Everyone likes it when they’re right. To some extent, that is impetus driving the sports blogging and fan website phenomenon – people write on the internet because they think they have something to say that no one else is saying.
That sentiment is fine, as long as it is balanced with a dose of humility.
Today that does of humility comes in the form of Steel Curtain Rising’s second annual goofs column (click here to read last year’s edition.)
Inspired by the example established by the legendary Washington Post reporter/columnist David Broder, I now take a look back at a year’s worth of my work and own up to some of my more egregious errors.
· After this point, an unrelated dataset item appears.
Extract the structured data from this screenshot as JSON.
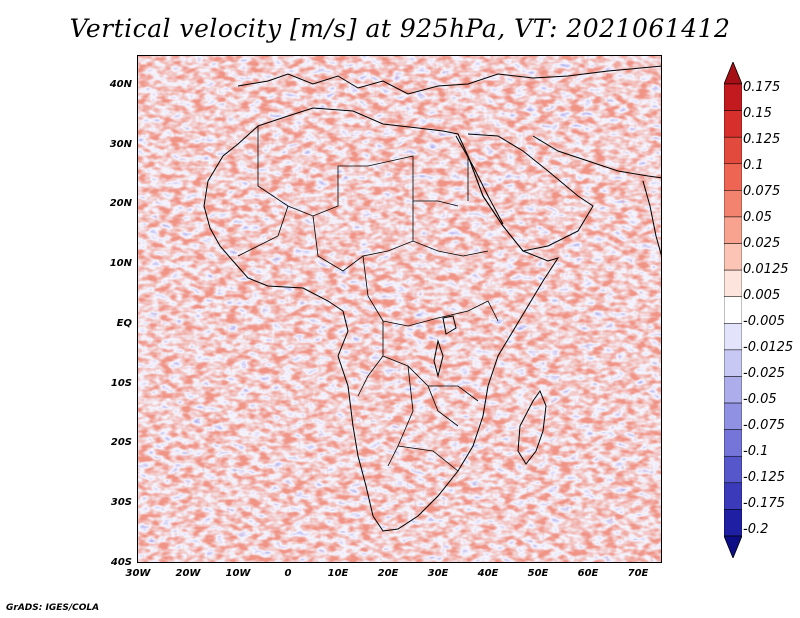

The 2009 Steelers Won’t Succumb to Complacency
“Unasked Questions of Camp Tomlin 2009” included this ill-fated observation:
The Steelers may falter in 2009, but don’t bet on compliancy being a cause.
It might be too harsh to condemn the 2009 Steelers for being complacent, but as we observed after the season, they certainly lacked the edge that they enjoyed in 2008.
Tumbling Down the Stairway to Seven
My prognostication skills got no better as the Steelers opened the 2009 regular season.
First I offered this gem:
Curtain’s Call: The Steelers defense can be more dominating.
Maybe of Lawrence Timmons had been more consistent, maybe if Aaron Smith doesn’t go down, maybe if William Gay’s attitude doesn’t get the best of him, maybe if Troy Polamalu doesn’t get hurt. Maybe, maybe, maybe… At the end of the day, the 2009 Steelers defense was a shadow of its former self.
Then came this one about special teams:
If Dan Sepulveda’s preseason performance is any indication, the punting unit should be giving the defense significantly longer fields to work with.
As for the kick return unit? Well, if the return magic that Stefan Logan showed in preseason is no mirage, then Steelers fans could be in for something special.
The Steelers special teams were anything but special, and easily cost the team two games and made a few others closer than they should have been.
Finally, I finished with this:
The road to Lombardi Number 7 is long and difficult…
Curtain’s Call:…But Steel Curtain Rising likes our chances!
Need further comment be made?
Age of Youth on the Defensive Line
In the middle of the 2009 season, Steel Curtain Rising hailed the ascension of youth on the Steelers offensive and defensive lines. It turns out the prediction was only half correct.
The Steelers 2010 opening day roster will include a healthy mix of youth and veterans on the offensive line.
That same mix will be absent on the defensive side of the ball, as both Sunny Harris and Doug Worthington got cut in favor of 30 year old veteran Nick Eason.
The Turning Point that Never Was
The Steelers 8th game of 2009 brought them to Denver and in many respects it was their best game of the season. Despite some early hiccups, it seemed like this was the game when the Steelers would finally get it together.
Afterward, I wrote this:
Bruce Arians accomplished something special with his unit. The 180 degree 2nd half turn around was nice, but you expect that from defending Super Bowl Champions. It was the way Arians turned things around – by finding balance. It has been a long, long time since the Steelers have been able to combine precision, vertical passing in the air, with persistent, punishing power rushing on the ground.
They did that in the second half against Denver last night. They did it against the NFL’s number one defense. And they made it look easy. Repeating that feat over the next eight weeks won’t be easy. Finding balance never is.
But if they can consistently achieve that balance on offense, the Steelers will give themselves a serious shot at making 2009 just as special as 2008.
As we now know, the Steelers then went on to lose the next five straight games, with three of those losses going to NFL bottom dwellers….
Spiraling Out of Control
Following the Steelers loss to Cleveland, Steel Curtain Rising offered this conclusion:
It is difficult for a coach to pull his team out of a total tailspin. Tomlin has clearly not been up to the task.
[I then compared Tomlin’s experience with the ’09 Steelers to the lessons Bill Walsh learned from his own Super Bowl hangover during the 1982 season.]
Hopefully [Tomlin] can learn from this. Perhaps he can follow suit.
But first he needs survive the next three games, which do not look to be pretty.
This is one occasion when you’re glad to be wrong. The Steelers not only fought tooth and nail during their last three games, they won all three of them.
Thankfully, Tomlin was in fact, up to the task.
Thanks Everyone Who Has Lent a Hand
Undoubtedly a thorough review of everything that has been written here in the past year would reveal even more errors and goofs.
And that is not counting typos and other mistakes which in another life would have been dubbed “copy editing errors.” Those have been, and will be plentiful, as editing your own work is never easy.
But on any number of occasions readers have pointed these out via the comment box, and for all of those corrections, in addition to your continued readership, let me extend to all my deepest thanks.